The most simple parallelization approach is provided by Intel® Cilk™ Plus extensions in the Intel® Compiler, available for C and C++ code (while the Intel® Threading Building Blocks only works with C++!)
Intel Cilk Plus's simplest parallelization operator "cilk_for" (used for the outer loop of YUV-to-RGB transform instead of standard C/C++ "for") provides additional 2x performance? boost on a 2-core Intel Atom processor Z2760-based device (code name Clover Trail).
Using Intel SSE intrinsics for vectorization together with Intel Cilk Plus parallelization provides 8x overall improvement.?

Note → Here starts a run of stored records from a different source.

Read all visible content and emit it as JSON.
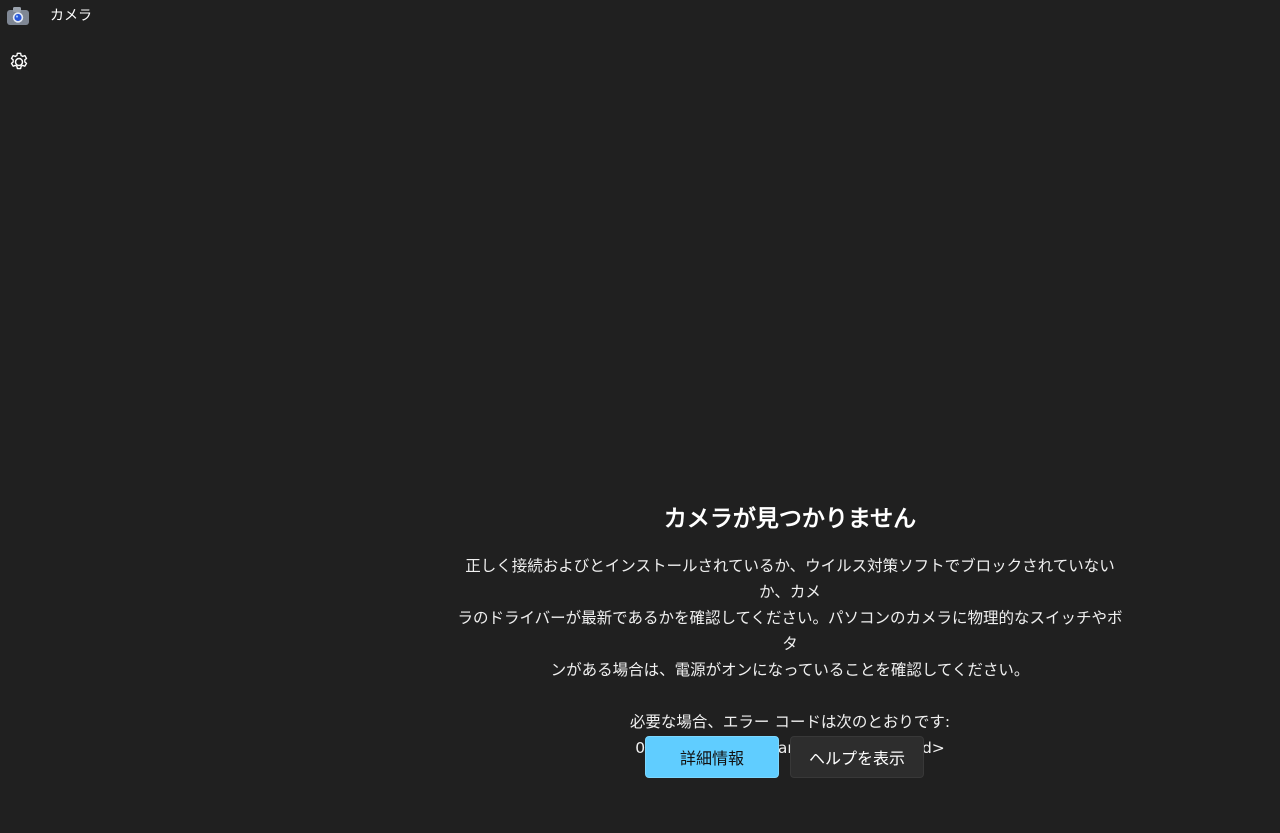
{
  "window": {
    "title": "カメラ"
  },
  "icons": {
    "app": "camera-icon",
    "settings": "gear-icon"
  },
  "colors": {
    "background": "#202020",
    "primary_button": "#60cdff",
    "secondary_button": "#2d2d2d",
    "text": "#ffffff"
  },
  "message": {
    "title": "カメラが見つかりません",
    "body_lines": [
      "正しく接続およびとインストールされているか、ウイルス対策ソフトでブロックされていないか、カメ",
      "ラのドライバーが最新であるかを確認してください。パソコンのカメラに物理的なスイッチやボタ",
      "ンがある場合は、電源がオンになっていることを確認してください。"
    ],
    "error_intro": "必要な場合、エラー コードは次のとおりです:",
    "error_code": "0xA00F4244<NoCamerasAreAttached>"
  },
  "buttons": {
    "details": "詳細情報",
    "help": "ヘルプを表示"
  }
}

?Software and workloads used in performance tests may have been optimized for performance only on Intel microprocessors. Performance tests, such as SYSmark* and MobileMark*, are measured using specific computer systems, components, software, operations and functions. Any change to any of those factors may cause the results to vary. You should consult other information and performance tests to assist you in fully evaluating your contemplated purchases, including the performance of that product when combined with other products. Configurations: [dual-core Clover Trail Atom 2.00Ghz Z2760 processor-based engineering sample system with 1Gb RAM memory, running Android 4.1.2 (Jelly Bean) OS and special iOnRoad test application]. For more information go to https://www.intel.com/performance
Conclusions and Call to Action
Intel® SSE intrinsics (Intel SSSE3 level) provides amazing performance improvements, and Intel® Cilk™ Plus is great for parallelizing apps on Intel Atom processor-based devices running Android.
We recommend that Android developers writing apps targeted for Intel Atom processor-based devices optimize their multimedia apps and games using Intel® SSE and Intel® Cilk™ Plus. These trusted tools can provide amazing performance boosts!